November 20, 2018

Sangue

Mi ricordo quando mi sono chinato su di te, ho preso le tue mani fra le mie e ti ho chiesto di avere fiducia, il tempo necessario a lavarti via il sangue dalle braccia, il tempo necessario che tu potessi guarire ed essere ciò che io vedevo in te.

Me lo ricordo perché poi io sono rimasto seduto su quella pozza, molto dopo che aveva smesso di rifletterti. Ho poi forzato un sorriso, ripensando a quanto il tuo passo fosse divenuto più leggero. Ho pensato fosse una cosa buona, e che forse avevo dato un momento d’attenzione a quel seme, ed ero corresponsabile del fatto che ci fosse un poco più di bellezza nel mondo.
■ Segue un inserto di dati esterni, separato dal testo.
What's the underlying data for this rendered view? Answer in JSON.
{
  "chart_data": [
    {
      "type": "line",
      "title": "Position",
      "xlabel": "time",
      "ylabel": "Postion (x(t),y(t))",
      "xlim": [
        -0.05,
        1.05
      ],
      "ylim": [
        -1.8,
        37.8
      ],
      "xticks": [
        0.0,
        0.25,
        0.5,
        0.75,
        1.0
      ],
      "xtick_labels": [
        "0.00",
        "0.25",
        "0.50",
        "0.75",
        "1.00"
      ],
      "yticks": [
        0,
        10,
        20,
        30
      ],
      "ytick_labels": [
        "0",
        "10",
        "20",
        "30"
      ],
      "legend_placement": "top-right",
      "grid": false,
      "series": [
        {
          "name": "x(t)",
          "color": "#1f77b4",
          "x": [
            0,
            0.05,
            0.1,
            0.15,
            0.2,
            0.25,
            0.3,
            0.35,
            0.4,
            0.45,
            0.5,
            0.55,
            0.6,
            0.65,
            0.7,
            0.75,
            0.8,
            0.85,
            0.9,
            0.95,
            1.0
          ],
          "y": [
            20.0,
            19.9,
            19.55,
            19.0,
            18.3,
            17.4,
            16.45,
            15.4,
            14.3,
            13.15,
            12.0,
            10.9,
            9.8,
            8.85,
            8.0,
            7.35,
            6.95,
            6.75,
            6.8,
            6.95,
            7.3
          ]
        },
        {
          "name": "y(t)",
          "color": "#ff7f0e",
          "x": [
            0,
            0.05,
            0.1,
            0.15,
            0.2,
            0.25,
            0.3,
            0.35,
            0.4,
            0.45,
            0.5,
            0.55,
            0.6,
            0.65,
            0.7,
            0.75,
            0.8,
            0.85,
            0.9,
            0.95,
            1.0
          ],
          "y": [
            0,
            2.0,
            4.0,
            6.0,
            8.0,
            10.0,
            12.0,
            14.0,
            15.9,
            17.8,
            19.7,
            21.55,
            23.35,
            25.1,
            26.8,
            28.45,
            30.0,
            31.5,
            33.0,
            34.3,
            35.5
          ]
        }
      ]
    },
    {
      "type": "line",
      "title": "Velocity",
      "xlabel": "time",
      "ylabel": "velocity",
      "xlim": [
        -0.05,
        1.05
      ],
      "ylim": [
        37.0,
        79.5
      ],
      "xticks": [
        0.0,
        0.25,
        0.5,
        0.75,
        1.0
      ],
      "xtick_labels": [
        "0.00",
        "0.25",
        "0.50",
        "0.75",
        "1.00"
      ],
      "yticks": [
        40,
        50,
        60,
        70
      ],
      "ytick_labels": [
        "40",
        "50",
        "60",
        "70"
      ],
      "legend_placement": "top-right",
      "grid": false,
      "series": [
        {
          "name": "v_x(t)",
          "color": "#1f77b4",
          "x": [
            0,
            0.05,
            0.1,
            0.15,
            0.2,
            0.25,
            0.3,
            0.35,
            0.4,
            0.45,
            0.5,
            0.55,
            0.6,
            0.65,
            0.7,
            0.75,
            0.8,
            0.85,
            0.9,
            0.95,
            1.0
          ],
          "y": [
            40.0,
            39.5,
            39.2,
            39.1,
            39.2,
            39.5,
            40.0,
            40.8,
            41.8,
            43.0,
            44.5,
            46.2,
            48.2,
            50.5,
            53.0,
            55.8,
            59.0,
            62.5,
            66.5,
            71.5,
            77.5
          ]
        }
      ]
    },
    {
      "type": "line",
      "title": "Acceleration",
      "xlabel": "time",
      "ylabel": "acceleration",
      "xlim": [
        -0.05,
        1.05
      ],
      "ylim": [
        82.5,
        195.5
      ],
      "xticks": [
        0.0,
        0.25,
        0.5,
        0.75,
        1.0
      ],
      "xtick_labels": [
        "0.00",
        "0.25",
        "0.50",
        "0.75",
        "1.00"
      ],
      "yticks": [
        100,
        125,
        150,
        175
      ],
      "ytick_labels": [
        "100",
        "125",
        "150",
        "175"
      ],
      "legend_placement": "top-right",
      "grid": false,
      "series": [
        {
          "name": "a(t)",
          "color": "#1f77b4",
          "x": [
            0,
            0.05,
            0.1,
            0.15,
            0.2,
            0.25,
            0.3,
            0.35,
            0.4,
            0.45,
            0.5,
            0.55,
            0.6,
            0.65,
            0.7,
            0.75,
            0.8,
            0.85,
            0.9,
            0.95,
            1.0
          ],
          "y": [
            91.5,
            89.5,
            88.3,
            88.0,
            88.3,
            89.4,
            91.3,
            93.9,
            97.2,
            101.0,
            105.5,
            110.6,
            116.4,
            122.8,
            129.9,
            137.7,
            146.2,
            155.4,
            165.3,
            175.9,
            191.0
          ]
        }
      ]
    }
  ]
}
Dopo un tempo infinitamente lungo mi sono alzato. Mi sono chiesto che colore avesse la mia pelle, protetta da incrostrazioni carminie. Ho creduto di trovare risposte in vicoli, e paure, e attese, e fughe lungo crinali ripidi, e rese, e sale da gioco, e tentativi alla buona. Alla fine avevo la bocca impastata, dubitavo perfino delle domande che ponevo, che mi ponevo. Ero convinto di aver avuto la risposta in tasca, eppure la ripetevo e sembrava non avere più senso.

Ho pensato che fosse necessario offrire un sacrificio, ma che non mi fossero più rimasti reni o polmoni, cose a cui potessi rinunciare. Mi tenni stretto il fegato, conclusi che andava bene così. Che io ero, a prescindere. Che la realtà è che io sono immortale ed invincibile, e questa è la mia condanna.

Avrei voluto essere capace di risposte più brevi e precise. Più nitide, di quelle che pur essendo incomplete, non ti danno lo spazio di dubitare. Io invece lo spazio lo dono e lo vivo. Ne rimane sempre abbastanza da spaurarsi, confondersi, perdere il davanti ed il dietro. Traccio percorsi di sangue, così, per non confondermi, trovare un equilibrio che non serve, se non ricordi più come cadere.

Mi gira ancora la testa, forse mi sono alzato troppo in fretta, forse sono salito troppo in alto, forse ho desiderato troppo.